Der Effekt mit dem Fliegengitter funktioniere auch gegen Handystrahlung, sagte Siegfried Blickle durch seine Messungen. So hat er vor etwa einem Jahr Moskitonetze an die Innen- und Außenwände des Schlafzimmers geheftet und verputzt. Außerdem wurden neue Fenster eingebaut. «Seitdem braucht meine Frau einen Wecker zum Aufwachen», lacht Blickle. „Wir erreichen nicht null“, sagt der Ingenieur, aber neue Fenster reduzieren die Strahlung um den Faktor 1000, das Fliegengitter um den Faktor 10.000. „Wenn wir die Fassade begradigen, wird das Fliegengitter auch außen angebracht“, sagt Frau Blickles.

Der Ingenieur hat seine Ausrüstung ständig verfeinert und kann deutlich machen, wo die Funkwellen stark oder schwächer sind. Er macht sein Funknetz im Haus genauso hörbar wie das Tetraradio aus dem Friedrichsturm. "Die Leute werden ständig mit den Strahlen bombardiert", sagt Blickle.

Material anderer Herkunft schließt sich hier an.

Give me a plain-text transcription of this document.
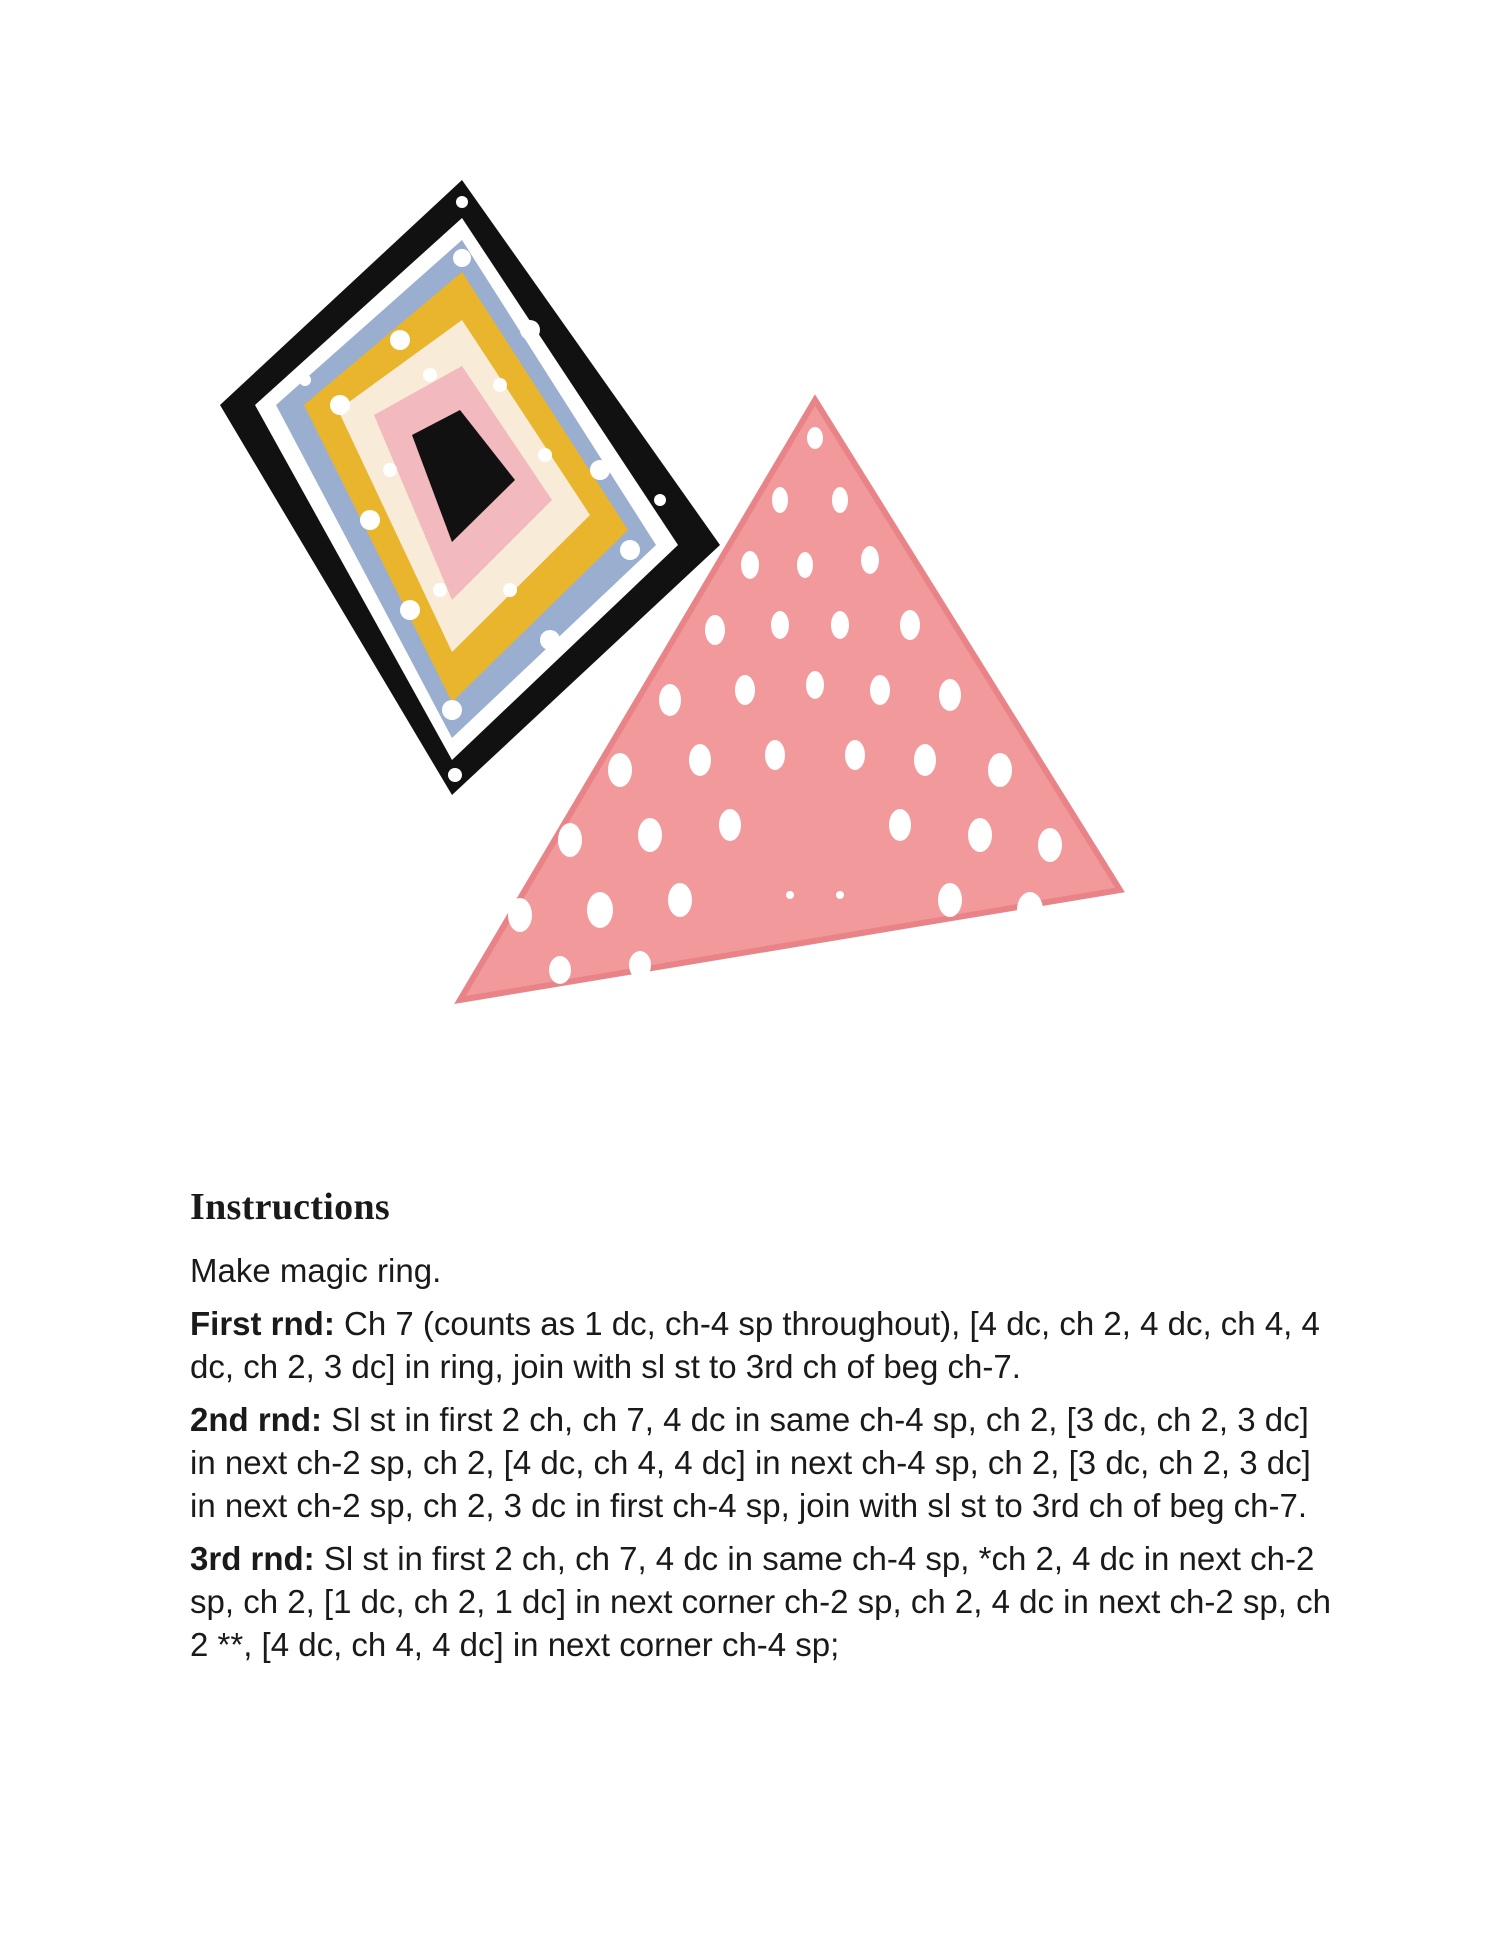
Instructions

Make magic ring.

First rnd: Ch 7 (counts as 1 dc, ch-4 sp throughout), [4 dc, ch 2, 4 dc, ch 4, 4 dc, ch 2, 3 dc] in ring, join with sl st to 3rd ch of beg ch-7.

2nd rnd: Sl st in first 2 ch, ch 7, 4 dc in same ch-4 sp, ch 2, [3 dc, ch 2, 3 dc] in next ch-2 sp, ch 2, [4 dc, ch 4, 4 dc] in next ch-4 sp, ch 2, [3 dc, ch 2, 3 dc] in next ch-2 sp, ch 2, 3 dc in first ch-4 sp, join with sl st to 3rd ch of beg ch-7.

3rd rnd: Sl st in first 2 ch, ch 7, 4 dc in same ch-4 sp, *ch 2, 4 dc in next ch-2 sp, ch 2, [1 dc, ch 2, 1 dc] in next corner ch-2 sp, ch 2, 4 dc in next ch-2 sp, ch 2 **, [4 dc, ch 4, 4 dc] in next corner ch-4 sp;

Er ist jedoch kein militanter Gegner des Mobilfunks, sondern warnt vor dem weiteren Ausbau der Übertragungssysteme. "Es sollte in für die Menschen erträglichen Linien zurückkommen", fordert er. Blickle ist mit der Bundes-Immissionsschutzverordnung vertraut und nutzt das Internet für Informationen in der Datenbank der Bundesnetzagentur, die für die Zulassung von Übertragungsanlagen zuständig ist. Laien sagen nichts zu den dort veröffentlichten Zahlen, aber Siegfried Blickle kann sie analysieren und so erkennen, welche Kanäle beispielsweise aufgerüstet wurden. In jüngster Vergangenheit wurden laut Blickle die Kanäle am Möbelhaus Braun, am Stadthaus, am Hüttenteich am ehemaligen Hotel Waldlust und an der Justinus-Kerner-Straße verstärkt.

Auf dem Gebäude in der Hartranftstraße, dessen Übertragungssystem oft zu Diskussionen geführt hat, betrug die Sendeleistung im UMTS-Standard noch 17.000 Watt. Mit LTE ist sie auf 44.000 Watt gestiegen und wird bei Einführung des Mobilfunkstandards 5G voraussichtlich bei rund 73.000 Watt liegen.

„Das geht gegen den Strich“, sagt Siegfried Blickle. "Das nimmt immer mehr zu. Wenn ich rausgehe, bräuchte ich genau genommen einen Strahlenschutzanzug." Mit einer Formel, die Blickle aus einer ihm vorliegenden unveröffentlichten Studie entnommen habe, könne er nachweisen, dass die Sicherheitsabstände zu Mobilfunkanlagen für den Menschen bewusst kleiner bemessen seien, versichert er.

„Es gibt technische Möglichkeiten, die Strahlung deutlich zu reduzieren“, nennt Blickle das St. Galler Modell und die mit Lichtwellen arbeitende VLC-Technologie (siehe Info).

Zusammen mit Hans Lambacher von der Bürgerinitiative Mobilfunk, zu der er auch gehört, war Blickle auf der Insel Mainau und hat sich die VLC-Technologie angeschaut. Er kann auch demonstrieren, wie es zu Hause funktioniert. An einem kleinen Taschenradio hat er einen Modulator angebracht, der die Radiowellen in moduliertes Licht umwandelt. Mit einem Empfänger macht er die Radiosendung wieder hörbar. „Das ist ein alter Hut“, betont Blickle. Er weiß, dass er zusammen mit der Mobilfunk-Initiative einen fast aussichtslosen Kampf gegen die Mobilfunkstrahlung führt, aber er wird nicht müde, der Stadtverwaltung Briefe zu schicken, in denen auf Veränderungen bei den Sendern hingewiesen wird. Nach dem St. Galler Modell könne man die Datenflut bewältigen und die Strahlung reduzieren, sagt Blickle: «So muss man es in Städten machen.»